The light requirements of your Bromelia will depend on the type of plant you choose. Varieties with broader leaves will turn brown if exposed to excess sunlight. For those in the northern hemisphere, it’s best to place this plant in a south-facing window. Of course, in the south, the opposite is true.
Regular watering is important but you don’t want to pour water in the plant’s “tank” area. This is the part of the plant created by the lowest leaves. If this area is full of water, it can cause the plant to rot. You should pour water onto the soil around the plant only.

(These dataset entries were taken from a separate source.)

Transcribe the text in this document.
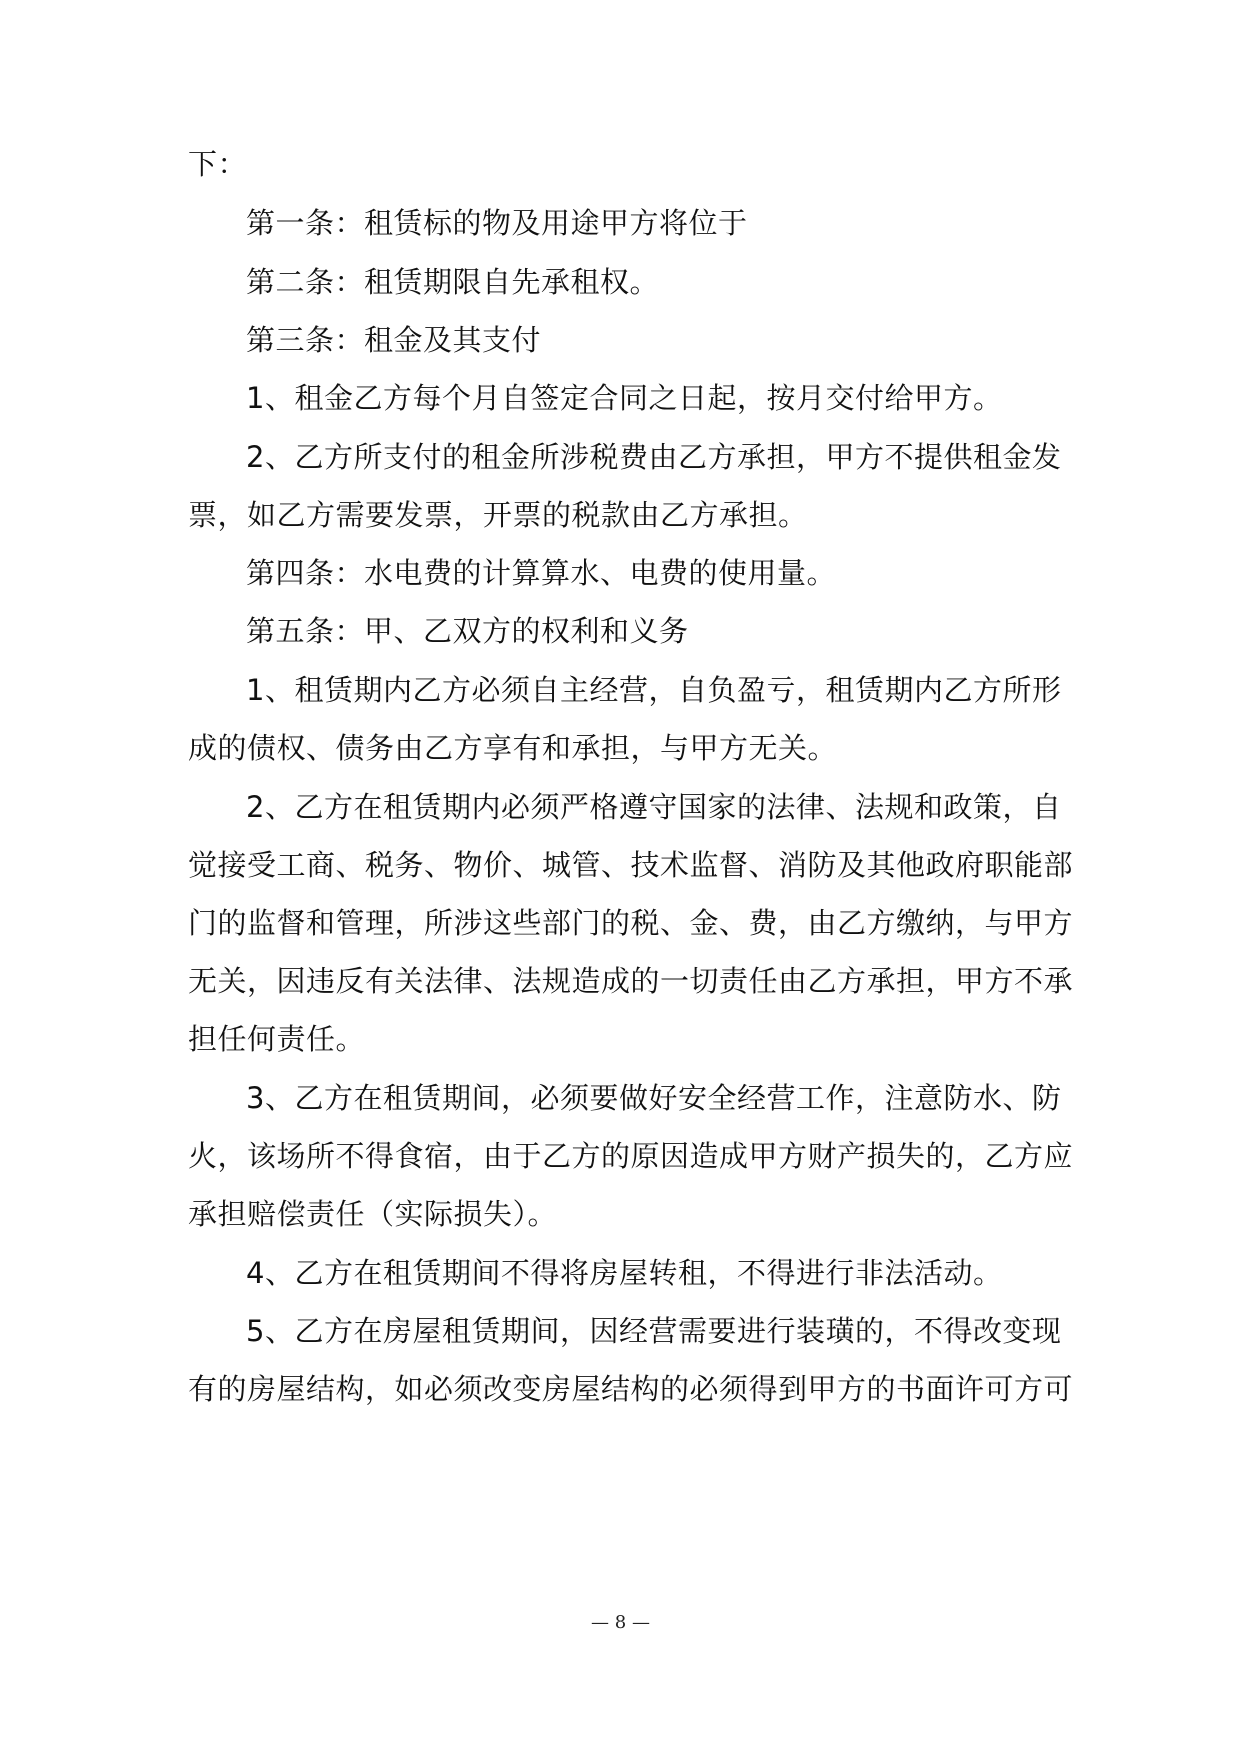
下：

第一条：租赁标的物及用途甲方将位于

第二条：租赁期限自先承租权。

第三条：租金及其支付

1、租金乙方每个月自签定合同之日起，按月交付给甲方。

2、乙方所支付的租金所涉税费由乙方承担，甲方不提供租金发

票，如乙方需要发票，开票的税款由乙方承担。

第四条：水电费的计算算水、电费的使用量。

第五条：甲、乙双方的权利和义务

1、租赁期内乙方必须自主经营，自负盈亏，租赁期内乙方所形

成的债权、债务由乙方享有和承担，与甲方无关。

2、乙方在租赁期内必须严格遵守国家的法律、法规和政策，自

觉接受工商、税务、物价、城管、技术监督、消防及其他政府职能部

门的监督和管理，所涉这些部门的税、金、费，由乙方缴纳，与甲方

无关，因违反有关法律、法规造成的一切责任由乙方承担，甲方不承

担任何责任。

3、乙方在租赁期间，必须要做好安全经营工作，注意防水、防

火，该场所不得食宿，由于乙方的原因造成甲方财产损失的，乙方应

承担赔偿责任（实际损失）。

4、乙方在租赁期间不得将房屋转租，不得进行非法活动。

5、乙方在房屋租赁期间，因经营需要进行装璜的，不得改变现

有的房屋结构，如必须改变房屋结构的必须得到甲方的书面许可方可

— 8 —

These plants are quite hardy and they can handle temperatures that range from 13 to 29 degrees Celsius. If they are exposed to low temperatures of up to -7 or high temperatures of up to 37, the plant will not suffer too much provided they are only exposed for a short period of time. The greater the humidity, the higher the temperature the plant can tolerate. This plant also needs sufficient air circulation.
Soil and fertilizer
Loamy soil is ideal since it offers fair drainage. The soil should remain moist but not too wet. If you grow the plant outside in your garden, it will need more fertilizer than the potted varieties. If you want professional advice, simply consult your local nursery expert.
Other important tips
Bromelias are not immune to pests. Ask your local nursery expert for the best solutions to keep bugs at bay. Keep a close eye on your plant so that you can spot any infestations before they cause devastating destruction. The main plant only blooms once but the smaller plants will take about 6 months to reach a third of the size of the main plant. Once they reach this size, they can be carefully removed and repotted.